Salah satu penyebab nilai jual buah srikaya masih rendah, karena proses pengemasannya yang sangat sederhana, sehingga buah itu mudah rusak dan busuk. Padahal secara kualitas, srikaya asal Omben itu rasanya sangat manis dan segar. Tapi, sampai saat ini belum ada kepedulian dari pihak mana pun untuk mengembangkan dan menggalakkan komoditi unggulan tanaman pangan dan holtikultura tersebut. Karena itu, perlakuan terhadap srikaya yang masih seadanya itu belum mampu mengangkat kesejahteraan ekonomi para petani.

Menanggapi hal ini, Kepala Dinas Pertanian dan Tanaman Pangan, Ir H Maryoso, menyatakan, dibandingkan dengan jenis tanaman holtikultara yang lain, buah srikaya sulit diketahui tingkat produktivitasnya karena kebanyakan tumbuh liar di halaman rumah penduduk.

“Berbeda dengan bentul, semangka maupun jambu air, yang sudah dibudidayakan menjadi tanaman pertanian. Hasil tanaman ini sudah dikembangkan dari segi pemasaran dan pengemasannya, agar mempunyai nilai jual lebih tinggi. Namun, untuk jenis buah srikaya kita memang belum begitu menyentuh secara teknis, karena masih kesulitan dalam pendataannya, “ jelas Maryoso.

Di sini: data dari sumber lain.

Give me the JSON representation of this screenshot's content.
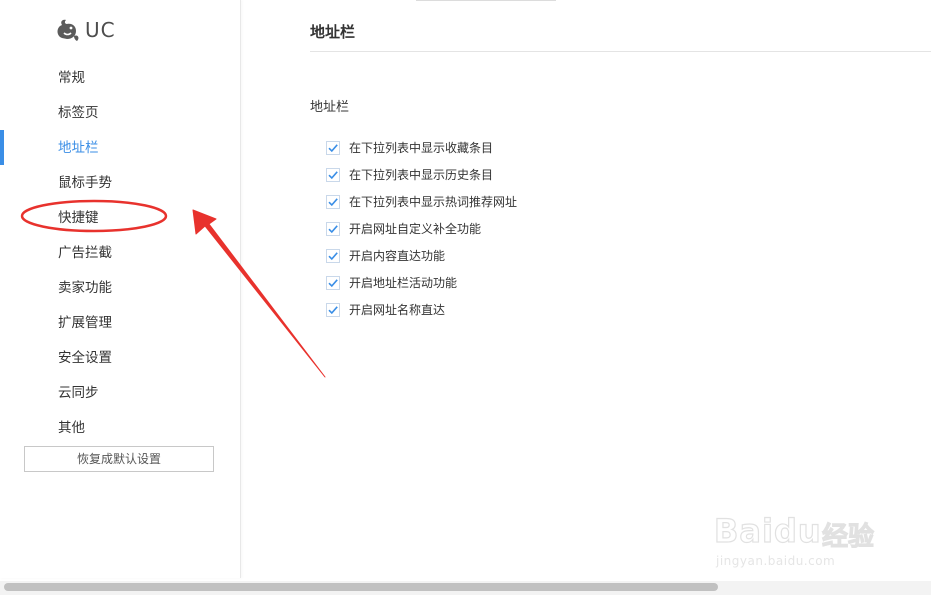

Diakuinya, beberapa kelemahan dari tanaman holtikultura tersebut adalah masa berbuahnya hanya bersifat musiman, sehingga tidak efektif untuk dikembangkan sebagai produk olahan, misalnya dibuat sirup atau selai. Tingkat produktivitasnya pun setiap tahun cenderung menurun, dan belum adanya kemasan buah yang baik.

“Kita memang belum berani mengembangkan menjadi produk olahan yang bisa dilempar ke pasaran. Namun, secara bertahap kita sudah berupaya mengarah ke sana dengan mengadakan berbagai pelatihan tentang teknik pengolahan hasil produk unggulan itu sebagai bahan olahan agar dapat meningkatkan kesejahteraan para petani, “ katanya.

Maryoso menambahkan, untuk mengarah ke sana, perlu diadakan program pengembangan sentra-sentra produksi dengan memperkenalkan penggunaan pupuk penyubur tanaman secara tepat, serta melakukan pemeliharaan tanaman pasca berbuah. Selain itu, perlu juga adanya percontohan tentang teknik pengemasan buah yang lebih baik sehingga potensi sumber daya alam yang ada dapat dikembangkan dan dikenal oleh daerah lain sebagai produk unggulan yang cukup berkualitas.